Bütçeden inovasyona ayrılan pay artmalı
CSC Türkiye Genel Müdürü Alev Alp Esen ise Türkiye’deki kurum ve kuruluşların teknoloji altyapılarını yenilemelerinin gerekliliğine dikkat çekti. CSC olarak sundukları çözümlerle şirketleri mali açıdan daha etkin olan bulut altyapısına hazır hale getirebildiklerini belirten Esen, CSC’nin küresel deneyimini kullanarak, inovasyonun bütçeden aldığı payı yükseltirken, genel bütçe maliyetlerini düşürmeyi hedeflediklerini söyledi.
Sundukları çözümlerle şirketleri bulut altyapısına hazır hale getirebileceklerini belirten Esen, “Planlama, modernizasyon, buluta taşıma, bulut altyapısı sağlama ve kullandığın kadar öde modeli dahil olmak üzere, bu yolculuğun her aşamasında müşterilerimizin yanında olacağız. Yapılan araştırmalar, AB’nin bulut bilişiminin önümüzdeki 5 yıl içinde ekonomiye yaklaşık 350 milyar avroluk bir katkı sağlayacağını öngörüyor. Türkiye’nin de bulut mimarisi ile bu yola girmesi gerektiği düşüncesindeyiz. Türkiye’nin bu alanda yapacağı yatırımlar, tıpkı AB’de olduğu gibi, ülke ekonomisine katkıda bulunacak” dedi.

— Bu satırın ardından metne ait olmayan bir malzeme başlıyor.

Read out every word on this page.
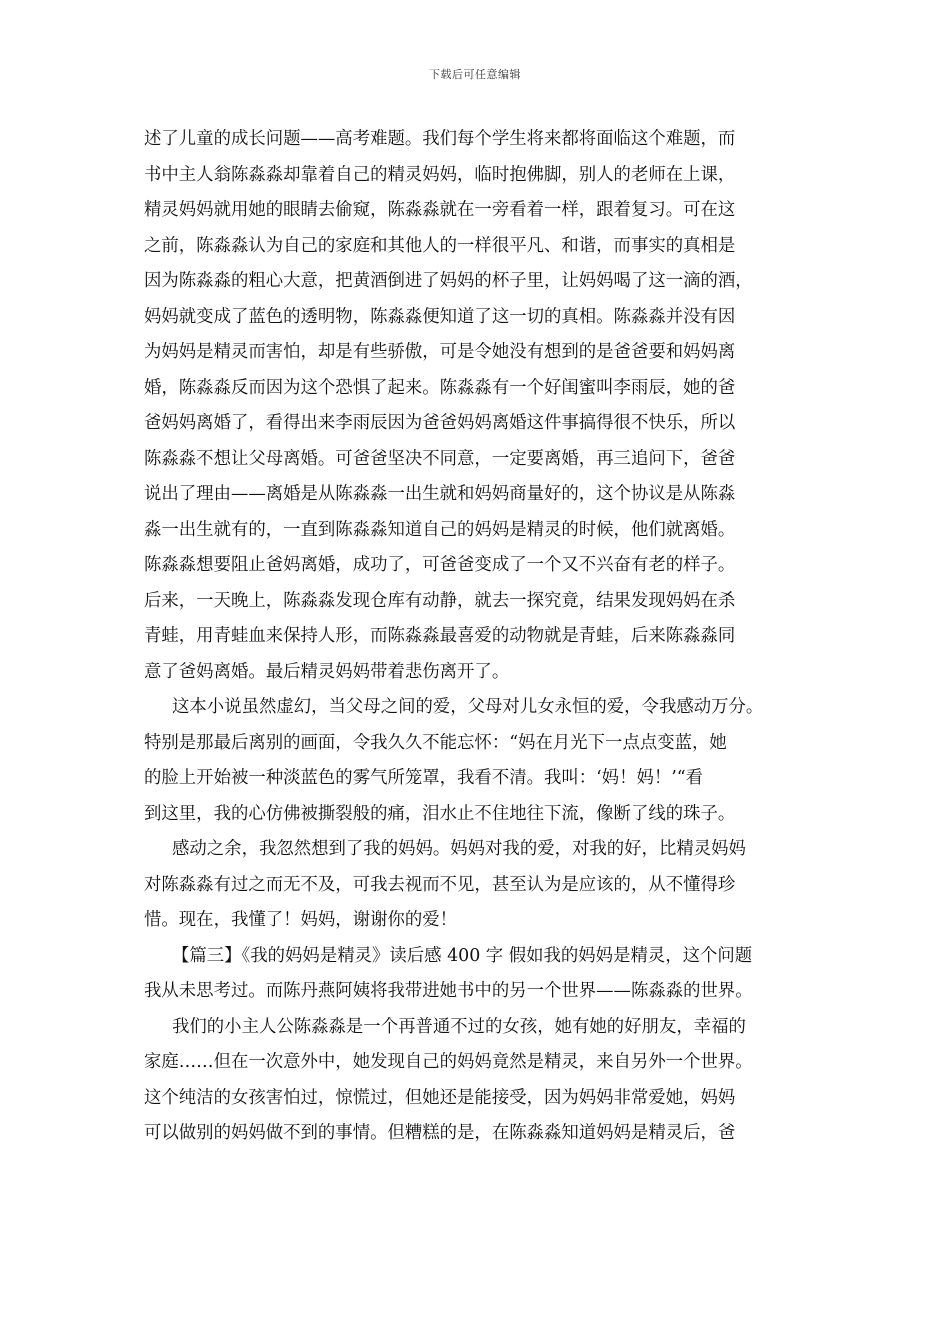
下载后可任意编辑
述了儿童的成长问题——高考难题。我们每个学生将来都将面临这个难题，而
书中主人翁陈淼淼却靠着自己的精灵妈妈，临时抱佛脚，别人的老师在上课，
精灵妈妈就用她的眼睛去偷窥，陈淼淼就在一旁看着一样，跟着复习。可在这
之前，陈淼淼认为自己的家庭和其他人的一样很平凡、和谐，而事实的真相是
因为陈淼淼的粗心大意，把黄酒倒进了妈妈的杯子里，让妈妈喝了这一滴的酒，
妈妈就变成了蓝色的透明物，陈淼淼便知道了这一切的真相。陈淼淼并没有因
为妈妈是精灵而害怕，却是有些骄傲，可是令她没有想到的是爸爸要和妈妈离
婚，陈淼淼反而因为这个恐惧了起来。陈淼淼有一个好闺蜜叫李雨辰，她的爸
爸妈妈离婚了，看得出来李雨辰因为爸爸妈妈离婚这件事搞得很不快乐，所以
陈淼淼不想让父母离婚。可爸爸坚决不同意，一定要离婚，再三追问下，爸爸
说出了理由——离婚是从陈淼淼一出生就和妈妈商量好的，这个协议是从陈淼
淼一出生就有的，一直到陈淼淼知道自己的妈妈是精灵的时候，他们就离婚。
陈淼淼想要阻止爸妈离婚，成功了，可爸爸变成了一个又不兴奋有老的样子。
后来，一天晚上，陈淼淼发现仓库有动静，就去一探究竟，结果发现妈妈在杀
青蛙，用青蛙血来保持人形，而陈淼淼最喜爱的动物就是青蛙，后来陈淼淼同
意了爸妈离婚。最后精灵妈妈带着悲伤离开了。
这本小说虽然虚幻，当父母之间的爱，父母对儿女永恒的爱，令我感动万分。
特别是那最后离别的画面，令我久久不能忘怀：“妈在月光下一点点变蓝，她
的脸上开始被一种淡蓝色的雾气所笼罩，我看不清。我叫：‘妈！妈！’“看
到这里，我的心仿佛被撕裂般的痛，泪水止不住地往下流，像断了线的珠子。
感动之余，我忽然想到了我的妈妈。妈妈对我的爱，对我的好，比精灵妈妈
对陈淼淼有过之而无不及，可我去视而不见，甚至认为是应该的，从不懂得珍
惜。现在，我懂了！妈妈，谢谢你的爱！
【篇三】《我的妈妈是精灵》读后感 400 字 假如我的妈妈是精灵，这个问题
我从未思考过。而陈丹燕阿姨将我带进她书中的另一个世界——陈淼淼的世界。
我们的小主人公陈淼淼是一个再普通不过的女孩，她有她的好朋友，幸福的
家庭……但在一次意外中，她发现自己的妈妈竟然是精灵，来自另外一个世界。
这个纯洁的女孩害怕过，惊慌过，但她还是能接受，因为妈妈非常爱她，妈妈
可以做别的妈妈做不到的事情。但糟糕的是，在陈淼淼知道妈妈是精灵后，爸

Şirketlerin bugünkü işletme modellerinde BT bütçelerinin yaklaşık yüzde 80’ini mevcut sistemlerini işletmeye ayırdıklarını vurgulayan Esen, şöyle devam etti:
“Maddi kaynakların ağırlıklı olarak var olan yapıyı sürdürmeye ayrıldığı böyle bir ortamda, bütçenin sadece yüzde 20’sinin yeni projelere ve inovasyona ayrıldığını belirtebiliriz. CSC’nin küresel deneyimini kullanarak, inovasyonun bütçeden aldığı payı yükseltirken, genel bütçe maliyetlerini düşürmeyi hedefliyoruz”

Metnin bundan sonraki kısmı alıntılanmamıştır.